Item l'an XV morut li roy de Babyloine Elmedorach, qui VI ans avoit regneit. Si fut roy apres luy son fis Balthasar.

En l'an 15 [574 a.C.n.], après six ans de règne, le roi de Babylone Evilmerodach mourut. Son fils Balthasar lui succéda.

Item, l'an XVII, ordinat li emperere Tulius que ons levast dedont en avant certains cens de hiretages, qui n'avoit oncques esteis fais ne veus.

En l'an 17 [572 a.C.n.], l'empereur Tullius ordonna que l'on prélève des redevances sur les héritages, ce qui n'avait jamais été fait et ne s'était jamais vu.

[Ly dus de Galle Orlins fondar Orliens] Item l'an XVIII, edifiat li dus de Galle, Orliens, I noble citeit qu'elle appellat apres luy Aureliane, et ch'est Orlien ; et y fast habiteir de ses gens et le pays là entour ahaneir ; ensi engrandissoit et enforchoit son pays de citeis et castials.

[Le duc de Gaule fonde Orléans] En l'an 18 [571 a.C.n.], le duc de Gaule fonda Orléans, une illustre cité, qu'il appela de son nom Aureliane : c'est devenu Orléans.

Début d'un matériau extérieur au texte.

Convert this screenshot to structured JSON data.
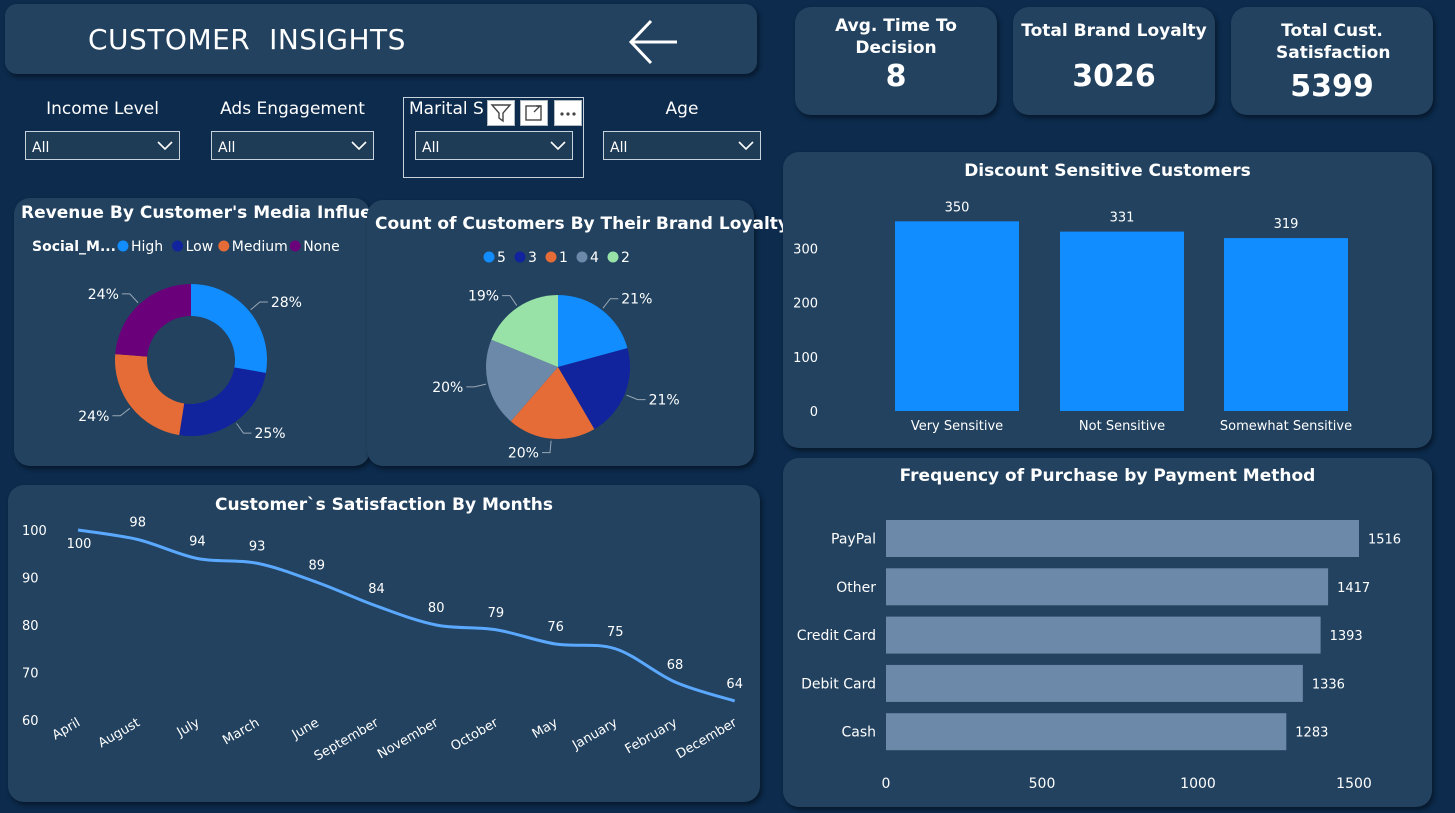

Il y installa certains de ses sujets et fit labourer le pays alentour, agrandissant ainsi et renforçant son pays de cités et de châteaux.

 

Prise de Babylone annoncée par le prophète Daniel au roi Balthazar et réalisée par Cyrus le Grand (an 26 de la transmigration = 563 a.C.n.)

 

[p. 93] [Exemplum de roy Balthasar de Babylone] Item, l'an XXVI, le XIIIIe jour de fevrier, tenoit li roy de Babylone Balthasar unc grant courte en son palais, et avoit deleis ly de ses nobles barons grant quantiteit, et là par-devant tous s'apparut une main, laqueile commenchat à escriere dedens une parois ; mains oncques li roy ne cheaux qui furent là ne parent lire le lettre, ne savoir qu'ilh y avait escript ; et encor dont avoit là grant planteit des prophetes.

[p. 93] [Exemplum : le roi Balthasar de Babylone] En l'an 26 [563 a.C.n.], le 14 février, le roi de Babylone, Balthasar, qui tenait sa cour en son palais, avait près de lui un grand nombre de ses nobles barons. Et là, devant toute l'assistance, apparut une main qui se mit à écrire sur un mur ; mais jamais, ni le roi ni les assistants ne purent lire l'inscription ni savoir ce qui avait été écrit ; et pourtant un grand nombre de prophètes se trouvaient là.

[Daniel dest à Balthasar chu qu’ilh ly avenroit] Adont mandat le roy Balthasar le prophete Danyel, qui a cel temps et devant astoit habitans en Babylone, et li priat que ilh vosist dire et declareir chu que la lettre voloit dire. Et, quant Danyel oit veue l'escripture, si at dit à roy : « Sire, je vos dis par veriteit et fay savoir que cel escripture demonstre que en brief temps serat vostre regne destruit et mis en altres mains que en vostres. »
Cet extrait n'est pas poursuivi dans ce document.